Canadian Hydrogen Observatory: Insights to fuel…
Applying natural language processing techniques on Tweets
Communication on Twitter is now a must-do for all political leaders; it allows direct and instantaneous interactions with their electorate. A good example is the use of Twitter by the president of the United States: Donald Trump. He tweeted about 11 000 times in his first 33 months at the White House.
With the upcoming French municipal elections, we found it interesting to deep dive in the tweets made by the candidates for the Paris mayor’s race. We focused the analysis on the main candidates in the race (list as of February the 7th 2020, ranked from left-wing to right-wing):
As every Data Science project, we started with descriptive data analysis on every candidates and then went into data modelling on the two main candidates using sentiment analysis with the new deep learning architecture for French NLP (Natural Language Processing): FlauBERT and topic analysis thanks to Latent Dirichlet Allocation.
To collect the different tweets from the candidates, we have been using the Python library Tweepy. We retrieved all actions from the 07th of August 2019 to the 07th of February 2020, accounting for 19,375 actions from the candidates.
At this stage, we are not differentiating Tweets, Retweets, Quotes or Replies but will do later in the analysis. We are using the term “action” to name one of the four interactions above.
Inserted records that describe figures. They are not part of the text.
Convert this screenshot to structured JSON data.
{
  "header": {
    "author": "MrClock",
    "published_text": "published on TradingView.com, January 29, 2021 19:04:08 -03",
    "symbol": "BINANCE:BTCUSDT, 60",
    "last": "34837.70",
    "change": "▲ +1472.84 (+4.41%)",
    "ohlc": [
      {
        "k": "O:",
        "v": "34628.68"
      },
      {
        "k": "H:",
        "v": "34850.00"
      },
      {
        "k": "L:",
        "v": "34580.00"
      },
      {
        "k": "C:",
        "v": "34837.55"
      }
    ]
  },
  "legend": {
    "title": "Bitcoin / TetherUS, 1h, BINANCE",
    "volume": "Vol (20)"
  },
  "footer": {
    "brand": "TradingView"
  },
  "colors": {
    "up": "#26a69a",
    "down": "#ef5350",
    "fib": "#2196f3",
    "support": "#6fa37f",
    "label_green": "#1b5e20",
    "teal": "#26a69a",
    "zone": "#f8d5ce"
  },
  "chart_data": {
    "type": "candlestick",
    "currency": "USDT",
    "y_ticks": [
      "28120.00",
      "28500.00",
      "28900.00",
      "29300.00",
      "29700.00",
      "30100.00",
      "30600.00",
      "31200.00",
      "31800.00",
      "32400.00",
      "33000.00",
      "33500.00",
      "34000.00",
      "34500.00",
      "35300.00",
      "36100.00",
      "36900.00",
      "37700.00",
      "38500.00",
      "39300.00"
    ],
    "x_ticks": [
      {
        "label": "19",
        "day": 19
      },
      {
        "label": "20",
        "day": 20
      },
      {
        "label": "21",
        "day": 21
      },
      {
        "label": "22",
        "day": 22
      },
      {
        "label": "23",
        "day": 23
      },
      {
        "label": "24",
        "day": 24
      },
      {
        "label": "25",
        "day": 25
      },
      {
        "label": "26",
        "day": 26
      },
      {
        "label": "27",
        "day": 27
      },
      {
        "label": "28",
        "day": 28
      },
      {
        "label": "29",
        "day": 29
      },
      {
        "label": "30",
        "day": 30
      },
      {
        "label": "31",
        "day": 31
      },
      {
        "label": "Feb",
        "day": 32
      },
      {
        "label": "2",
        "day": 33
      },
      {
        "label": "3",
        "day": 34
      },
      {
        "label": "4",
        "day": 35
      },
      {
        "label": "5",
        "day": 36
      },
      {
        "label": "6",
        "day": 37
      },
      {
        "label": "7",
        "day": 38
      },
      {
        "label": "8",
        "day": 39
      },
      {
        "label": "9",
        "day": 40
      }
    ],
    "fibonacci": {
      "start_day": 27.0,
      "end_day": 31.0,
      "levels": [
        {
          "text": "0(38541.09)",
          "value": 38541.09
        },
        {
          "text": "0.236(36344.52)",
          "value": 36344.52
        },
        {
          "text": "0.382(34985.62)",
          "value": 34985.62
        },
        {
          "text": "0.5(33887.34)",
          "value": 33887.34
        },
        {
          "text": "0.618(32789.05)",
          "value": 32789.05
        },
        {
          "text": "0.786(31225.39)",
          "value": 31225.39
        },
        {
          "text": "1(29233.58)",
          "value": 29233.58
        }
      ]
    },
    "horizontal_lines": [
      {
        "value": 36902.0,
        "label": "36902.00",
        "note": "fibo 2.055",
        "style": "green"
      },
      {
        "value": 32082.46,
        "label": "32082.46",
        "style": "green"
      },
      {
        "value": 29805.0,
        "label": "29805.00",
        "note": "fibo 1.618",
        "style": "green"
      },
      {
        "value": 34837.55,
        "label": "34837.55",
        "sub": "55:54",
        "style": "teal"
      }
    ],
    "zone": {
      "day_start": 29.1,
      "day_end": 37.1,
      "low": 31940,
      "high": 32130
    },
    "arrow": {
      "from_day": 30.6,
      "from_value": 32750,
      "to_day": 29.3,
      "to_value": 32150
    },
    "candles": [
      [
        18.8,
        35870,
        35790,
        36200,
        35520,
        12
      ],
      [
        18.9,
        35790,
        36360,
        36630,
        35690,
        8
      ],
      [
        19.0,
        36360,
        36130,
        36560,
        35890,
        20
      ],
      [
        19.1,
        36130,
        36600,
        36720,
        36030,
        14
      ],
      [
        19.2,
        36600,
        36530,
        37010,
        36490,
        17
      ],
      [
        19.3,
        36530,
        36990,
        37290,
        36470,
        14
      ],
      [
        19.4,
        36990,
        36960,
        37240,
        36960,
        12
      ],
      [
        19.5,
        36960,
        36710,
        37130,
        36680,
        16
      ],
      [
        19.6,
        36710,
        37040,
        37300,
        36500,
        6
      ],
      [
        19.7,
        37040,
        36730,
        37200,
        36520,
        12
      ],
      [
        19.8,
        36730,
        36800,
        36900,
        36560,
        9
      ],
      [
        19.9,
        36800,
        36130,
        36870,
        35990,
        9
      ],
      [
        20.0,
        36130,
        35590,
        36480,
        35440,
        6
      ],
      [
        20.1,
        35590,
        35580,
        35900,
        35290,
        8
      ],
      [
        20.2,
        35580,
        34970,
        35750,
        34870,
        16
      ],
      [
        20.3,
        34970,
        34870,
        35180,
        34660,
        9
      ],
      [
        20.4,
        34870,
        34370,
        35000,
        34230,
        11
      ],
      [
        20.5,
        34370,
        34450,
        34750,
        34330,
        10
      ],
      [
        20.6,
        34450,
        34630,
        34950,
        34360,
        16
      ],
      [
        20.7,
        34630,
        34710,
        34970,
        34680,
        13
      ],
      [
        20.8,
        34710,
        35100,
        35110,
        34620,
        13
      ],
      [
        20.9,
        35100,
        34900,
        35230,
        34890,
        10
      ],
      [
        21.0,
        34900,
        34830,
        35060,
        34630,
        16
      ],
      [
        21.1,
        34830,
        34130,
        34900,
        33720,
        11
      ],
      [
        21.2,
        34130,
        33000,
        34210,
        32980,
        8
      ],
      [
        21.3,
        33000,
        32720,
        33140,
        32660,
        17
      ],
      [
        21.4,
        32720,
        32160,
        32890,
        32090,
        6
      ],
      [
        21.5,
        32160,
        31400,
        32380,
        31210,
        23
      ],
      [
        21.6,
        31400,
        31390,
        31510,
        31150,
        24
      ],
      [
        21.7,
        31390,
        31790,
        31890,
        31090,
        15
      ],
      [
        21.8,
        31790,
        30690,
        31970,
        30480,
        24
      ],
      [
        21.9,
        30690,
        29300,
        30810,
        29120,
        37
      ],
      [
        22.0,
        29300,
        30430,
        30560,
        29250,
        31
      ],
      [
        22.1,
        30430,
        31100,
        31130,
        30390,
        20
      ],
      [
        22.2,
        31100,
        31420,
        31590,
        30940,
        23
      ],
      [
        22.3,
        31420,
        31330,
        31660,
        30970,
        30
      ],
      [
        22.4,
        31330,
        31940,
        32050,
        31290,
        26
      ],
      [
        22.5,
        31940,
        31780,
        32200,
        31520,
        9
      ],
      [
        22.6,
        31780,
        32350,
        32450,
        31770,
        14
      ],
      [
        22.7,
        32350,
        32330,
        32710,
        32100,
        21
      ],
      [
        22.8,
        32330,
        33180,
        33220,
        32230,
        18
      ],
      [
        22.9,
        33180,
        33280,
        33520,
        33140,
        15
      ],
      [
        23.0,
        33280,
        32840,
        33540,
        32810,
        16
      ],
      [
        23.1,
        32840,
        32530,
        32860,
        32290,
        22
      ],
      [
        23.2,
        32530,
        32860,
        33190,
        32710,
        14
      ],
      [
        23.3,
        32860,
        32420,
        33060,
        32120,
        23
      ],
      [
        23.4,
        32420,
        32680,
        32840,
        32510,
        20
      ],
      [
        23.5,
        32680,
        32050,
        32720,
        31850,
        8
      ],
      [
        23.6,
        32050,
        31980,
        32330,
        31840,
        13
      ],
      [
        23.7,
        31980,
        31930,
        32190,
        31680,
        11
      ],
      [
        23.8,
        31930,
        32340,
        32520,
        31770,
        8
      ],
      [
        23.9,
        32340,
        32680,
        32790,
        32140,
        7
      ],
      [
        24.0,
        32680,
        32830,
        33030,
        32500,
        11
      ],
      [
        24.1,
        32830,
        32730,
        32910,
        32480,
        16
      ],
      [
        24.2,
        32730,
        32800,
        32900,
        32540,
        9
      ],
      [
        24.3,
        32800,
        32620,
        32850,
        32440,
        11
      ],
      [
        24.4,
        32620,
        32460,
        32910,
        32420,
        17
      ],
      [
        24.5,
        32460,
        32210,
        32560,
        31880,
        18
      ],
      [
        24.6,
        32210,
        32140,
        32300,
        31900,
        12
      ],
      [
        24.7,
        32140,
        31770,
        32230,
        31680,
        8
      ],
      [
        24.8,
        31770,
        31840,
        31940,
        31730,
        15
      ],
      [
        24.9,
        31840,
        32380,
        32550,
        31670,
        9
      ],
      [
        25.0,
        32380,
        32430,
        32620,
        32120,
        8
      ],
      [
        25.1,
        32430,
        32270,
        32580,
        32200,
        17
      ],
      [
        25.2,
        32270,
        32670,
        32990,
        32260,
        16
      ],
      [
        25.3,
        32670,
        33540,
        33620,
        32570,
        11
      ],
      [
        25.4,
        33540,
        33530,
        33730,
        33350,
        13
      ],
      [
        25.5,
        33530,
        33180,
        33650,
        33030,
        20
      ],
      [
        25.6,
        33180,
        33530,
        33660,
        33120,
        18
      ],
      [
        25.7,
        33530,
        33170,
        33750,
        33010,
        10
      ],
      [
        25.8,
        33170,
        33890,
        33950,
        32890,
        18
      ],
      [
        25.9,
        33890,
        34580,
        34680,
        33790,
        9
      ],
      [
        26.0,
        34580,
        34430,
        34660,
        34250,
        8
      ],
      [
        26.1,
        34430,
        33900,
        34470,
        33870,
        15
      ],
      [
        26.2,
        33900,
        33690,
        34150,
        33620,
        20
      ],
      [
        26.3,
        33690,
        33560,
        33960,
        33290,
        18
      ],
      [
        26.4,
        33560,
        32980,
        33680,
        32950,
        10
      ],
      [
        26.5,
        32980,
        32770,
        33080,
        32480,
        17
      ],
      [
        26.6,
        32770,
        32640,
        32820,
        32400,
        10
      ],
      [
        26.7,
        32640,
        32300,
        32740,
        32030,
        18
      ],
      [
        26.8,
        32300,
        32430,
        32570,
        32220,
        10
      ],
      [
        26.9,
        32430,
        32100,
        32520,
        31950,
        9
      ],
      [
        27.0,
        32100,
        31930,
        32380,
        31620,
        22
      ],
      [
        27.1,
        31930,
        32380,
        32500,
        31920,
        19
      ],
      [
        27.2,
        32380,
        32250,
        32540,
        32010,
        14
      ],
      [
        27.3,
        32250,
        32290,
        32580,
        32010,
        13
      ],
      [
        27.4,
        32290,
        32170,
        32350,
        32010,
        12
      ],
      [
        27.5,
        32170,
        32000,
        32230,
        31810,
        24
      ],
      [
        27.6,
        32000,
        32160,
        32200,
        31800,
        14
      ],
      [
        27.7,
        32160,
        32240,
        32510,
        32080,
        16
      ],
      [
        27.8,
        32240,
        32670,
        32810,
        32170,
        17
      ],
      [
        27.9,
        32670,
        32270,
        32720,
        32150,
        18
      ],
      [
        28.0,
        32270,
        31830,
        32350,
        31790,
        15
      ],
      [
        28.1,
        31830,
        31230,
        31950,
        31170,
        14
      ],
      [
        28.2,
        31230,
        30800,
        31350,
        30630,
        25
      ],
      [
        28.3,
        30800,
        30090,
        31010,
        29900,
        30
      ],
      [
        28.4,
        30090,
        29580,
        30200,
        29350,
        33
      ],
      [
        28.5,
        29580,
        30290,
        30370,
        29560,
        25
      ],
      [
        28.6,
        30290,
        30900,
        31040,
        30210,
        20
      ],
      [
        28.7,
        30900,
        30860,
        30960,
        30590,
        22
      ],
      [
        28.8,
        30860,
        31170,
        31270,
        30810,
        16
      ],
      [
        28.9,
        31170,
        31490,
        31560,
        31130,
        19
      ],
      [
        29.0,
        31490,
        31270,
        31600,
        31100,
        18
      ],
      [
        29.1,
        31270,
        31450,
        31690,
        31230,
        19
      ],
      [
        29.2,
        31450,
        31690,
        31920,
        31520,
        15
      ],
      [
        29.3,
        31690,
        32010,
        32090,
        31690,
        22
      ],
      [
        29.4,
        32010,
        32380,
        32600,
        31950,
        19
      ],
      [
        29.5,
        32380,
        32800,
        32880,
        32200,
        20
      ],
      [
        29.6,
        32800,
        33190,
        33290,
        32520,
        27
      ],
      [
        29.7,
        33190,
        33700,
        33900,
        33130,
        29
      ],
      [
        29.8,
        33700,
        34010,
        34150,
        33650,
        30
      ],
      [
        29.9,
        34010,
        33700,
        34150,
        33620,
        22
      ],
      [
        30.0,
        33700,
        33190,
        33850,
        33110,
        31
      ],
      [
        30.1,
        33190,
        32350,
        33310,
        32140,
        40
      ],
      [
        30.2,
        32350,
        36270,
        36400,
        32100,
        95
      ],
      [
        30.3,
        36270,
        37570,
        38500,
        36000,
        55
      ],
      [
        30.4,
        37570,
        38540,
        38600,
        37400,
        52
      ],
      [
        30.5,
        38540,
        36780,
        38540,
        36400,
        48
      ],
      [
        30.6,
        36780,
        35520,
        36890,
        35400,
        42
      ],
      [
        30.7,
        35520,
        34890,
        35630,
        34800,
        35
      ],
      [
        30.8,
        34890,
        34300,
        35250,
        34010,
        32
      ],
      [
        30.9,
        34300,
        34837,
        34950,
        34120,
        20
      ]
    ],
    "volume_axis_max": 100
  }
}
For understanding purposes, please let us remind you the Twitter vocabulary:
For the Tweets of the candidates, we will also count the number interactions with other Twitter users:
As displayed below, we observe high discrepancies between candidates in their number of Twitter actions. Overall, the left-wing candidates are using much more Twitter than the right-wing ones. As the current mayor, A. Hidalgo is the candidate who communicates the most with more than 7,000 actions.
Note: In all graphics, the candidates are named according to the “name” of their Twitter account. Moreover, the colours identifying candidates are the ones used on their website.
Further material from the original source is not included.